Cancer as a mitochondrial metabolic disease

Thomas N Seyfried, Thomas N Seyfried

Abstract

Cancer is widely considered a genetic disease involving nuclear mutations in oncogenes and tumor suppressor genes. This view persists despite the numerous inconsistencies associated with the somatic mutation theory. In contrast to the somatic mutation theory, emerging evidence suggests that cancer is a mitochondrial metabolic disease, according to the original theory of Otto Warburg. The findings are reviewed from nuclear cytoplasm transfer experiments that relate to the origin of cancer. The evidence from these experiments is difficult to reconcile with the somatic mutation theory, but is consistent with the notion that cancer is primarily a mitochondrial metabolic disease.

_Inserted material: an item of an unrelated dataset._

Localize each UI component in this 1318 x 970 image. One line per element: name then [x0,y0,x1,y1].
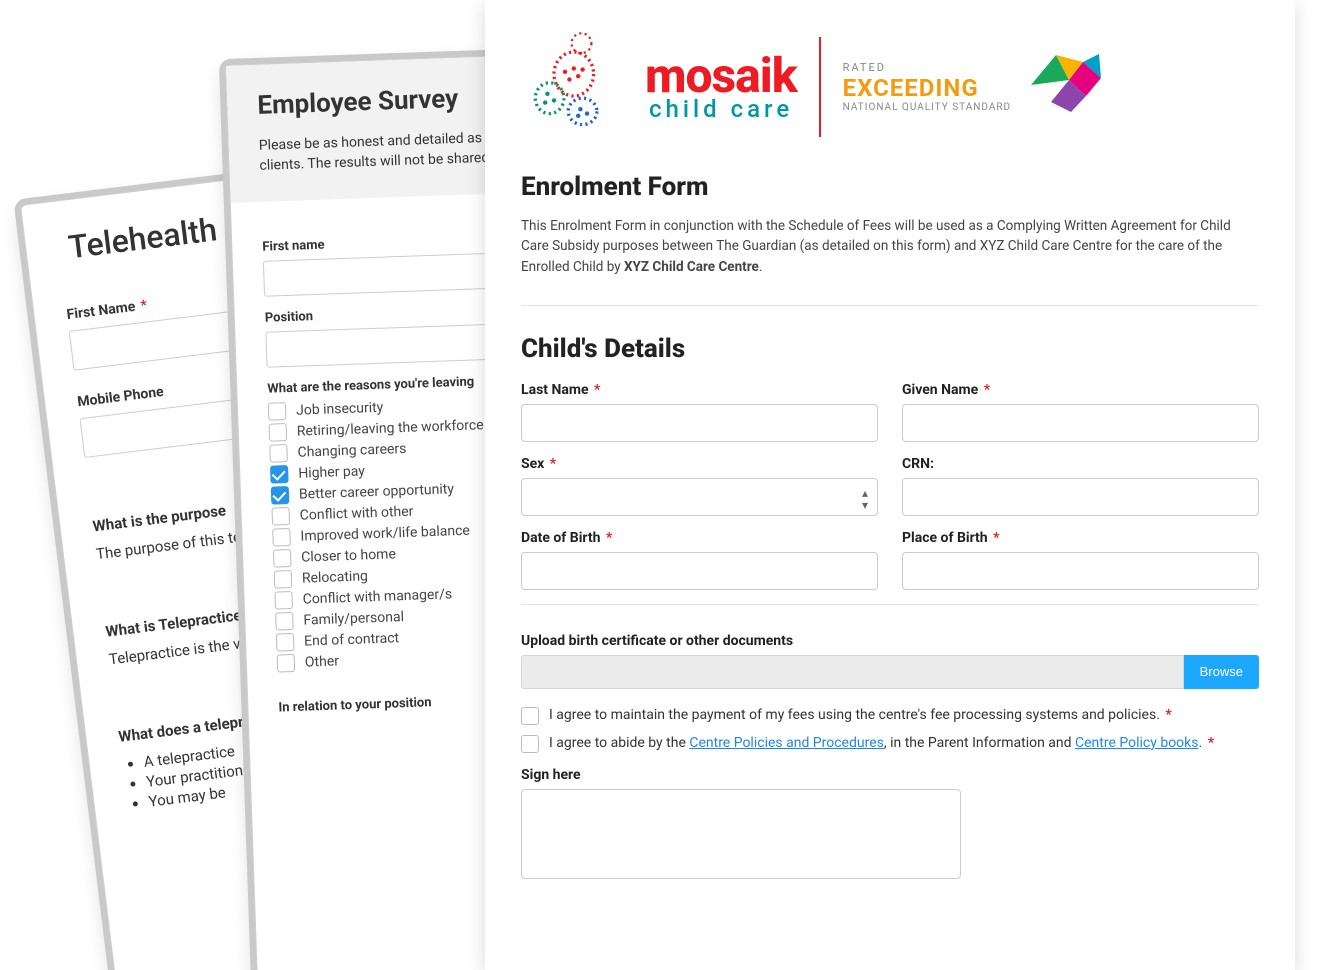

Keywords: Warburg effect; carcinogenesis; cybrids; fermentation; microenvironment; mitochondria; oxidative phosphorylation; tumorigenesis.

Figures

Figure 1
Figure 1
Nuclei from brain tumors support normal mouse embryonic development. (A) H&E staining of a mouse embryo (embryonic day, E-7.5) derived from a cell containing the transplanted “nucleus” from a medulloblastoma tumor. (B) the boxed area in (A) (at a higher magnification) showing the three germ layers; ecto-placental cone (pla); embryonic endoderm (end); embryonic mesoderm (mes,); embryonic ectoderm (ect), Scale bar, 20 μm. The cytoplasm will contain normal mitochondria. The results show that a nucleus derived from a brain tumor can direct normal embryonic development when implanted into normal cytoplasm. Reprinted with permission from Li et al. (2003).
Figure 2
Figure 2
Mouse embryo cloned from tumor cell nucleus. An E-9.5 mouse embryo cloned from a melanoma-derived R545-1 embryonic stem cell. The embryo expressed neural tube closure, a beating heart, and normal limb bud development consistent with regulated cell growth. The result shows that the nucleus of a malignant melanoma can direct early mouse development when placed into normal cytoplasm containing normal mitochondria. However, irreversible genetic alterations, from the melanoma donor genome, disrupted complete development similar to the situation found in Lucke frogs that were cloned from nuclei of renal tumors (McKinnell et al., 1969). Reprinted from in this figure (Hochedlinger et al., 2004) with permission.
Figure 3
Figure 3
Role of the nucleus and mitochondria in the origin of tumors. Summary of a role of the mitochondria in the origin of tumorigenesis, as we previously described (Seyfried, ; Seyfried et al., 2014). Normal cells are shown in green with nuclear and mitochondrial morphology indicative of normal gene expression and respiration, respectively. Tumor cells are shown in red with abnormal nuclear and mitochondrial morphology indicative of genomic instability and abnormal respiration, respectively. “(1) Normal cells beget normal cells. (2) Tumor cells beget tumor cells. (3) Transfer of a tumor cell nucleus into a normal cytoplasm begets normal cells, despite the presence of the tumor-associated genomic abnormalities. (4) Transfer of a normal cell nucleus into a tumor cell cytoplasm begets dead cells or tumor cells, but not normal cells. The results suggest that nuclear genomic defects alone cannot account for the origin of tumors, and that normal mitochondria can suppress tumorigenesis” (Seyfried, 2012d). Original diagram from Jeffrey Ling and Thomas N. Seyfried, with permission.